Obesidad y pérdida de peso: ¿cómo ayudar al cerebro a combatir las hormonas del estrés?

El profesor Bernard Sablonnière, bioquímico de la Facultad de Medicina de Lille, es un narrador de historias en medicina. Responde preguntas del Dr. Jean-François Lemoine.

Dr. Jean-François Lemoine: ¿Cuáles son las hormonas de los "sentimientos" cuya secreción se ve interrumpida por el aumento de peso o la pérdida de peso mejorada y con qué consecuencias?

Profesor Bernard Sablonnière: Indiscutiblemente las hormonas del estrés! Cuando creces demasiado, hay hoy en casi todos, una conciencia y la sensación de que su propia imagen ya no se corresponde con lo que nos gustaría que fuera. Esto crea estrés. En esta relación íntima de los alimentos y nuestro cerebro, la hormona del estrés llamada cortisol, pero también la hormona de la envidia, la dopamina, están involucradas principalmente. Sin mencionar las hormonas del placer: anandamida, serotonina y endorfinas.

La motivación está ahí, pero la expectativa de recompensa es estresante. ¡El ejemplo más caricaturesco es el momento en que subimos a la báscula! Se requiere un control voluntario muy poderoso para dominar o educar su estrés, de lo contrario el cortisol estimula el apetito, especialmente para los alimentos dulces. Esta es la explicación hormonal de los refrigerios ... De ahí los efectos de las dietas yo-yo demasiado rápidas y demasiado exigentes, en términos de reducción de la ingesta de alimentos.

Para algunas personas, este estrés, sumado a la alteración de la imagen, bloqueará el deseo de corregirlo con reacciones como "Tomé cinco kilos, peor aún no puedo, continúo comer". En otros, será el efecto contrario y el estrés tan fuerte que los motive de inmediato a tomar el control para corregirlo.

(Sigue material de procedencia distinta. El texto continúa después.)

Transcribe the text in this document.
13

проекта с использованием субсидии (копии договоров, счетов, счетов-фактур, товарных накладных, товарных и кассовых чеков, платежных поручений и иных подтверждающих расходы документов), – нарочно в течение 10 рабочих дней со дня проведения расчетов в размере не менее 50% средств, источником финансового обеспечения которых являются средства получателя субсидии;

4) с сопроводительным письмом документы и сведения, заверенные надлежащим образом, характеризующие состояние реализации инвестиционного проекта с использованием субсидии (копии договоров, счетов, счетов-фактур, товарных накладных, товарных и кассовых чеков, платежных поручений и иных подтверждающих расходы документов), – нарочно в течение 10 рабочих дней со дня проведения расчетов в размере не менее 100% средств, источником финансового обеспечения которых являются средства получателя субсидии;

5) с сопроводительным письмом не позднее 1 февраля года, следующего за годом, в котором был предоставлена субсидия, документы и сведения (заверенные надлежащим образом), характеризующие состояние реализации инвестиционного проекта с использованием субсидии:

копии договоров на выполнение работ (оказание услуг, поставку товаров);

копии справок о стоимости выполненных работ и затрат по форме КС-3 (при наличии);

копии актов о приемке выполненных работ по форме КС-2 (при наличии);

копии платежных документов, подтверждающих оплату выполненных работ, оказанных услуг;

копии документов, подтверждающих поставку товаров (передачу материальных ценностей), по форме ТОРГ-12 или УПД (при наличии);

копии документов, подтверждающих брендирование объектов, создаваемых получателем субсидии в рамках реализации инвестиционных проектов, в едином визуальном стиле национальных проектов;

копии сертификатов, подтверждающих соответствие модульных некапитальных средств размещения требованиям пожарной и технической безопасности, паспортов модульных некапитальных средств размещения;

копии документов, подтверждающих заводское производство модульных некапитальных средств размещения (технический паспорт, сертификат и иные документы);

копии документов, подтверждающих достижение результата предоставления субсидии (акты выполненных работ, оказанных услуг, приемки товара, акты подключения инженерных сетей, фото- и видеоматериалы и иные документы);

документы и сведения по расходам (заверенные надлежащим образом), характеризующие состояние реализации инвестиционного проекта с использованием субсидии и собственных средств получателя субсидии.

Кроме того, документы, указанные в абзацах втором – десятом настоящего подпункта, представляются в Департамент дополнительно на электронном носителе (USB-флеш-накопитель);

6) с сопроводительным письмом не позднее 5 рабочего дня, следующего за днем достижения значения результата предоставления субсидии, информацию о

Esta ambivalencia en el manejo de las hormonas del estrés es una de las explicaciones para el éxito o no de la pérdida de peso. Esta también es una situación general conocida: frente al estrés, nos damos por vencidos y corremos, o luchamos. En la guerra como en la guerra! Es en nombre de este estrés que algunos médicos recetan medicamentos antiestrés, tipo antidepresivo, que no es una buena solución porque es demasiado indirecta.

Dr. Jean-François Lemoine: ¿No se trata solo del estrés?

Profesor Bernard Sablonnière: No, por supuesto ... ¡Así que seremos un poco complicados! Pero no se detenga en nombre de estas hormonas, que pueden parecer complicadas, y entre en esta química sutil: una de las hormonas del placer, que se llama serotonina, es también la clave química de la serenidad. Es liberado por el cerebro, durante una comida tranquila, sin estrés durante el cual nos tomamos el tiempo para masticar. Promueve el buen humor, luego disminuye nuestro apetito y, naturalmente, nos lleva a no comer en exceso.

En el caso del esfuerzo por controlarse, entra en juego la hormona de la envidia, la dopamina, que reducirá los efectos de esta serotonina. Por lo tanto, si nuestro día es demasiado agitado, el exceso de dopamina disminuye el efecto de la serotonina: comemos rápido y en exceso.

Dr. Jean-François Lemoine: Estamos al final de la mecánica?

Profesor Bernard Sablonnière: Casi ... El estrés dificulta la percepción del placer por el efecto de los alimentos, la baja liberación de anandamida, es una especie de cannabis natural, y las endorfinas, es esta hormona cerebral cercana a la morfina la que secreción, por ejemplo en caso de esfuerzo prolongado, bloquea la sensación de saciedad.

Dr. Jean-François Lemoine: Por el contrario, ¿algunas secreciones pueden ser positivas?

Profesor Bernard Sablonnière: Los altos niveles de serotonina (cuando te sientes bien y sereno, relajado ...) disminuyen el apetito por los azúcares y aumentan el apetito por las proteínas. Este equilibrio está bajo la dirección de un diálogo real que se instituye entre el estómago y el cerebro. Por lo tanto, para realizar adecuadamente su dieta, debe estar en buena condición mental y estar en buena forma.

La idea de una buena comida afecta el cerebro y una pequeña glándula llamada hipotálamo que libera grelina. Es una de las hormonas del apetito. Su papel es hacernos querer comer. Luego, en el circuito de recompensa, la dopamina activa la liberación de anandamida, la hormona de la glotonería. La anandamida agudiza nuestras sensaciones gustativas y halaga el paladar. Percibimos que comemos.

Dr. Jean-François Lemoine: Cuando la pérdida de peso, ¿la euforia inducida por la pérdida de peso tiene una traducción hormonal?

Profesor Bernard Sablonnière: Si claro. La euforia induce la liberación de endorfinas y serotonina, lo que nos tranquiliza y disminuye la liberación de la hormona del estrés. Además, la serotonina modera nuestro deseo a veces frenético de acentuar nuestra dieta. ESTA ESTRATEGIA DE PÉRDIDA DE PESO DEBE CONTINUAR PROGRESIVAMENTE PARA IGUALARLA. Todo el problema no es activar el circuito de deseo-recompensa demasiado rápido, acentuando su dieta demasiado rápido. De lo contrario, el placer esperado por la pérdida de peso que debe resultar de él, ya no va acompañado de la percepción de una recompensa; Pero a veces, por el contrario, una inhibición, un bloqueo que nos deja indefensos. Volvemos a estresarnos y comemos demasiado rápido, sin percibir la noción de saciedad. Para abreviar ... ¡nos encanta!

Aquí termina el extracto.